Balancing the Desire for Casual Encounters While Pursuing a Meaningful Relationship
Being a gay man in my late 40s, my life has involved numerous, largely enjoyable years pursuing spontaneous encounters with other men since the age of 19. During my fourth decade, I was in a serious relationship which continued for a significant period, but it never fully satisfied me, because I didn't experience love or intimately fulfilled. The fact is that my constant desire has been for uncommitted intimacy. Every time I start to date a potential partner, once the newness dwindles, I always get the urge to be intimate with other men again.
Questioning the Feasibility of Exclusive Commitment
Currently, I'm contemplating if I’ll ever be able to sustain a faithful partnership. I understand that numerous gay men engage in open relationships, yet from my observations, they appear demanding, frequently causing significant heartache and envy among all parties. To a large extent, I want another man to love me while letting me pursue other intimacies, but I dread to imagine the psychological toll this might create. Is it best to keep having spontaneous encounters and acknowledge that a long-term relationship may be unattainable? I’m feeling a bit lost.
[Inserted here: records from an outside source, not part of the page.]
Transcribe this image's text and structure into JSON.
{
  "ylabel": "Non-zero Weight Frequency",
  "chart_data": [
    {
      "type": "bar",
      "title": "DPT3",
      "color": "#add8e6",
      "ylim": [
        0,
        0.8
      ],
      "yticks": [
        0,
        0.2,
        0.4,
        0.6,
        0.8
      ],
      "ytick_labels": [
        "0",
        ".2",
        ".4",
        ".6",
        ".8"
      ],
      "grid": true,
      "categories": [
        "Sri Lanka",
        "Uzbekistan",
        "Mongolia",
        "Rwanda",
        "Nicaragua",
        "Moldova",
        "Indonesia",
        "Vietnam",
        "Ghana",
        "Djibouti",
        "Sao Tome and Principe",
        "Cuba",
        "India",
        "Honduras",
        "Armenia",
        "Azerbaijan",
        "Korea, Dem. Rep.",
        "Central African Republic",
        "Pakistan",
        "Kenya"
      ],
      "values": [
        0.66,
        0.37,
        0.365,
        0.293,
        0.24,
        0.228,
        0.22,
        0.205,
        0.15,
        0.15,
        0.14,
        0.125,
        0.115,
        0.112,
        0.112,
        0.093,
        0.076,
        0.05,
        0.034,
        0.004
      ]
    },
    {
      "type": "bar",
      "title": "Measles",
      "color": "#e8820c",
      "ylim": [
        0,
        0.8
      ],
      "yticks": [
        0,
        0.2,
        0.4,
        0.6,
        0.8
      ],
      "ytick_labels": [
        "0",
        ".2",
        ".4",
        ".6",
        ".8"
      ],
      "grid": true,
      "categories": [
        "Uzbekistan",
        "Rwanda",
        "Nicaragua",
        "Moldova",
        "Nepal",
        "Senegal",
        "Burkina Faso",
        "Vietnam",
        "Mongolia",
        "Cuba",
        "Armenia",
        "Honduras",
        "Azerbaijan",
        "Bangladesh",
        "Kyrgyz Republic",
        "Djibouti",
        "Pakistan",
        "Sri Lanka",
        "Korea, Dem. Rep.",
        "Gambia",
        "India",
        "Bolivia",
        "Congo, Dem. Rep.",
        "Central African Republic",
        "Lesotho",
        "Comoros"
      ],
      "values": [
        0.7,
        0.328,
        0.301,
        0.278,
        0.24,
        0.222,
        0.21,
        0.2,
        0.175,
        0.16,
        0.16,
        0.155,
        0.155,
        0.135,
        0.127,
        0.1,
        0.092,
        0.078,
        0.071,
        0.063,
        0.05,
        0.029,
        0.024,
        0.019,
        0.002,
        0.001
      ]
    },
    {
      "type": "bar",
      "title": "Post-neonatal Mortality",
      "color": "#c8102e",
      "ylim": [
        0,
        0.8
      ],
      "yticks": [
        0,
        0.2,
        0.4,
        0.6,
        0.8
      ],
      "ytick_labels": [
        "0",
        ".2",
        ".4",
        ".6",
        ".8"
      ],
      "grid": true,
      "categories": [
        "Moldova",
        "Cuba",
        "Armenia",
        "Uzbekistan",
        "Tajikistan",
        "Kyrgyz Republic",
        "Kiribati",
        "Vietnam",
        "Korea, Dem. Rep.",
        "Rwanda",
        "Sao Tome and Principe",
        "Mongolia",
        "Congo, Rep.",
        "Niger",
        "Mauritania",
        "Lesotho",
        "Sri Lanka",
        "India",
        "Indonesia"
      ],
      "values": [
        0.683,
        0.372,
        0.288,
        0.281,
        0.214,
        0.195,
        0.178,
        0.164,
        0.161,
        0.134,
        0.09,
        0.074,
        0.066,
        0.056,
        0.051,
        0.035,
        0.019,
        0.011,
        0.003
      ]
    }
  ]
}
Each individual's sexual journey fluctuates. Try not to think of your relationship needs or your capacity to handle various forms of intimate connections as fixed. Your needs as you are experiencing them now could easily shift in the future; eventually you might become less ambivalent and discover greater understanding and a comfortable path … or perhaps not. At some point you might meet a person offering a life-changing chance to you through mirroring what you want completely … and later on you might decide that casual connections are best for you. Fretting over the future and engaging in the “What if?” game is merely anxiety-based and a waste of your efforts. Try to be present with your partners, and recognize the worth of every individual you connect with intimately a sexual connection. If and when the time is right to strengthen true intimacy with a single person, you will know.
- The psychotherapist is a American psychotherapist focusing on treating sexual disorders.